Via Tolosana du 21 au 28 avril 2022
Sur ma tête se sont posées les mains des plus grands dignitaires religieux, en ces stalles de la cathédrale d'Auch. Ils savaient pourtant le vice et l'acrimonie qui se cachent sous mon crâne dégarni, eux qui cherchaient la vertu en chantant et priant des psaumes. C'est que, me tenant ainsi sous leur main ferme dans ces bas fonds où je me repais de la faiblesse de la chair, leur âme pouvait tutoyer les cimes du vaisseau de pierre et parfois même s'en échapper certains jours d'exaltation.
Aujourd'hui, seuls les enfants, en visite avec leurs parents osent encore caresser la surface lisse de mon front. A ceux qui s'arrêtent et me regardent profondément, je leur transmets parfois mon pouvoir sanctificateur.
Le 22 avril
Tant que me nourrira la terre, tant que me porterons le cep et le sarment, chaque printemps, je renaîtrai. Chaque été je donnerai mon fruit qui sera cueilli puis foulé. Et chaque automne, le vin sera tiré pour réjouir le cœur des hommes.
C'est ainsi depuis que le monde est monde.

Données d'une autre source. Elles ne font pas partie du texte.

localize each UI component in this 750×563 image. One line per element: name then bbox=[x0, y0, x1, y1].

Le sera-ce encore dans les temps à venir ? Préservez-moi, je vous prie et tout ce qui m'environne et me fait exister. Sans bourgeons, vous ne pouvez vous tenir debout sur la terre.
Le 24 avril
Le lac collinaire
Mes eaux sont arrivées là, apportées par les multiples rivières qui joyeusement descendent des Pyrénées. Une digue les a empêchées de courir plus loin, vers le fleuve et plus tard vers la mer. Ainsi contenues, elles n'ont d'autres loisirs que de refléter le ciel, les nuages et les arbres, en attendant l'été qui les dispersera au pied des plantes courbées sous le soleil.

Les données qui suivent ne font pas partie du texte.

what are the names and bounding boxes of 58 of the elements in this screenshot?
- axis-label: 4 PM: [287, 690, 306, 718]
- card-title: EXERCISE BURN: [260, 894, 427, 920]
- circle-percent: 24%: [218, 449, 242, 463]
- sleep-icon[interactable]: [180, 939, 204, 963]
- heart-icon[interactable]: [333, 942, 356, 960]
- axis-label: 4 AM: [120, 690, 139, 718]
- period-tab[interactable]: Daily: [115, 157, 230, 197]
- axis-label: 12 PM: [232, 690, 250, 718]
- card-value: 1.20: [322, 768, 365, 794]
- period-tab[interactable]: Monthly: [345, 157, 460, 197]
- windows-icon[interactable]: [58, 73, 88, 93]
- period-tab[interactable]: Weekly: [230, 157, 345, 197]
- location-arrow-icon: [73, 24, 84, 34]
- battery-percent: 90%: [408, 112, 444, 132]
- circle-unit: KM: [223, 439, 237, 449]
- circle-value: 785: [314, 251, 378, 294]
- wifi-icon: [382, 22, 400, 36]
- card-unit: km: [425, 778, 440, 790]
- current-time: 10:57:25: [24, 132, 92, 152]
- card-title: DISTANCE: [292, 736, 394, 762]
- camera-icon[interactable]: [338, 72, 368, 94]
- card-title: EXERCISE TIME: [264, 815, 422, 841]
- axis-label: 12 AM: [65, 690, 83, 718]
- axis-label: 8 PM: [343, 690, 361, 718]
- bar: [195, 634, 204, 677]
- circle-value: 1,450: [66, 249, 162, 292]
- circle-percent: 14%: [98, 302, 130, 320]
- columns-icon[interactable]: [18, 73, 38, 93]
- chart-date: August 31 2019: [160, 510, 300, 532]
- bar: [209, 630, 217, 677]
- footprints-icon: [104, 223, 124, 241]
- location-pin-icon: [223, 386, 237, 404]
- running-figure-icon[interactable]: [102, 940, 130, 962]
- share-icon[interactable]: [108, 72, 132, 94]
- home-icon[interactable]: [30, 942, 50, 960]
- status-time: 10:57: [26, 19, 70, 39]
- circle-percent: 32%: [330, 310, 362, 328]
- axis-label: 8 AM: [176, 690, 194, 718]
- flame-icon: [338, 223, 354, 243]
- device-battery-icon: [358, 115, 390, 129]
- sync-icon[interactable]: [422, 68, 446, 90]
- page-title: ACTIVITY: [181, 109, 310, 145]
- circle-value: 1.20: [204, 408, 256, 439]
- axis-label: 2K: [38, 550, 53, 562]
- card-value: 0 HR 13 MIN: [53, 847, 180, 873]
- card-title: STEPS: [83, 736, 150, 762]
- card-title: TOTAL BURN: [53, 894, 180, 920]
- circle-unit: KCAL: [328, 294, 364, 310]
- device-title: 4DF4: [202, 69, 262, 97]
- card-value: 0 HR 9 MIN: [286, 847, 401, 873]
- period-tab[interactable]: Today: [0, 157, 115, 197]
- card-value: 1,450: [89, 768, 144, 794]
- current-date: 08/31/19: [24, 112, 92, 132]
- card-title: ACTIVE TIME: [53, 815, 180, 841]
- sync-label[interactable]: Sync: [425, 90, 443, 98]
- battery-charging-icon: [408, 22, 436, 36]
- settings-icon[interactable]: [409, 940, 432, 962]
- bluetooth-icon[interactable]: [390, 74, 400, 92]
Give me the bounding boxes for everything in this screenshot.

Leur sort est il plus heureux que les eaux des grands fleuves, elles qui ne connaîtront pas la houle de l'océan, ni les tempêtes, ni les grands cétacés ? Plus humblement peut-être, elle se savent participer du grand cycle de l'eau, donc de la vie. Mises à part, elles n'en ont pas moins l'assurance des justes et la tendresse des nourrices.
Le 28 avril
A quoi rêvent les jeunes fougères?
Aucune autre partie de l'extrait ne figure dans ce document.